This Neural Network Can Turn a Hand-Drawn Sketch Into a Realistic Portrait
Researchers at Radboud University in Holland have managed to do something pretty crazy. Using hundreds of thousands of photographs, they’ve trained a neural network to take a hand-drawn sketch and create a photorealistic portrait from it.
Computers have been able to do the reverse task for years: take a portrait and make it look like a sketch. For that matter, so have humans. But to take a hand-drawn sketch and turn it back into a photograph, that’s a different challenge entirely, and one that took 200,000 images to crack.
Yagmur Gucluturk, Umut Guclu, and their team at Radboud began by taking 200K images of faces from the Internet and converting them to line drawings, grayscale sketches, and color sketches. Then they fed all of that data into a neural network, essentially teaching it how to turn a sketch into a photorealistic portrait.

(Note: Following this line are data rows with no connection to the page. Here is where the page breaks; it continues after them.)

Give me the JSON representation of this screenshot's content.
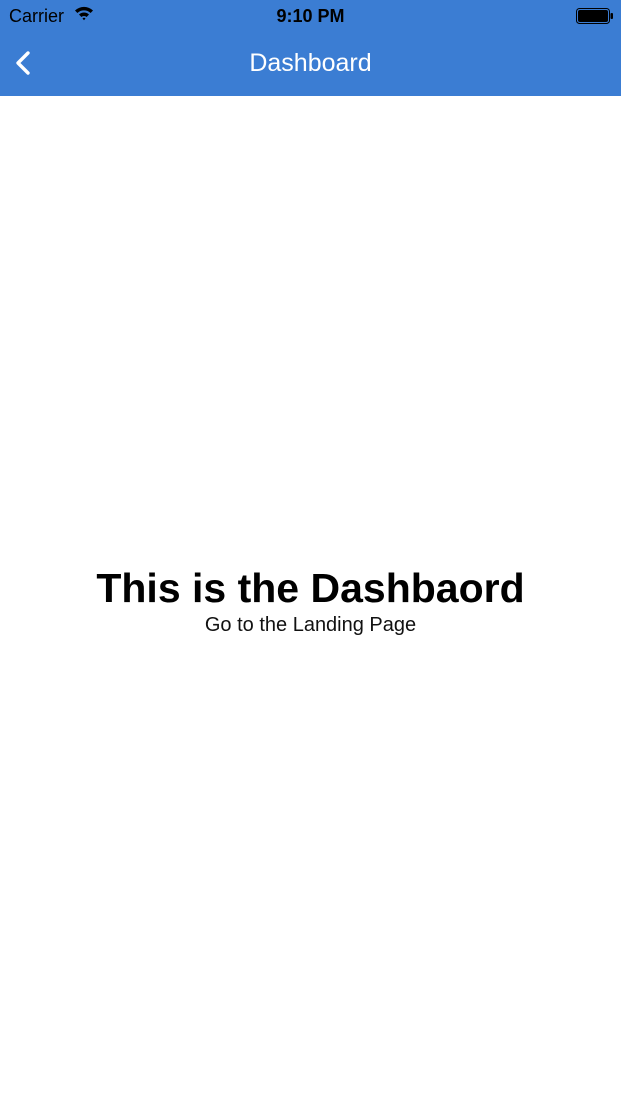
{
  "status_bar": {
    "carrier": "Carrier",
    "time": "9:10 PM",
    "wifi_icon": "wifi-icon",
    "battery_icon": "battery-icon"
  },
  "nav_bar": {
    "title": "Dashboard",
    "back_icon": "chevron-left-icon",
    "background_color": "#3b7dd3"
  },
  "content": {
    "heading": "This is the Dashbaord",
    "link_text": "Go to the Landing Page"
  }
}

Once trained, the team put the computer to the test. Here’s an example they provided in their paper. On the far left is the real portrait, followed by the kind of drawing that was given to the network. On the far right is the final image the network created from that drawing:
But this was just round one. Round two used hand-drawn sketches rather than computer-generated ones. Yet again, the computer performed admirably. It was even able to guess hair color and ethnicity based on the black-and-white sketches, producing accurate color portraits without any actual color information.
And finally, during the last round, the computer was given self-portrait sketches by the likes of Van Gogh and Rembrandt. You can see those results below:
The immediate application of this technology is obvious: turning police sketches into photorealistic images of the suspect. But there are serious implications for photo editing too.
The MIT Technology review points out that these kinds of neural networks can accurately colorize black-and-white images and even increase the resolution of a low-res image (ENHANCE!). The next crazy photo editing tool may just rely on a neural network like this one to do its magic.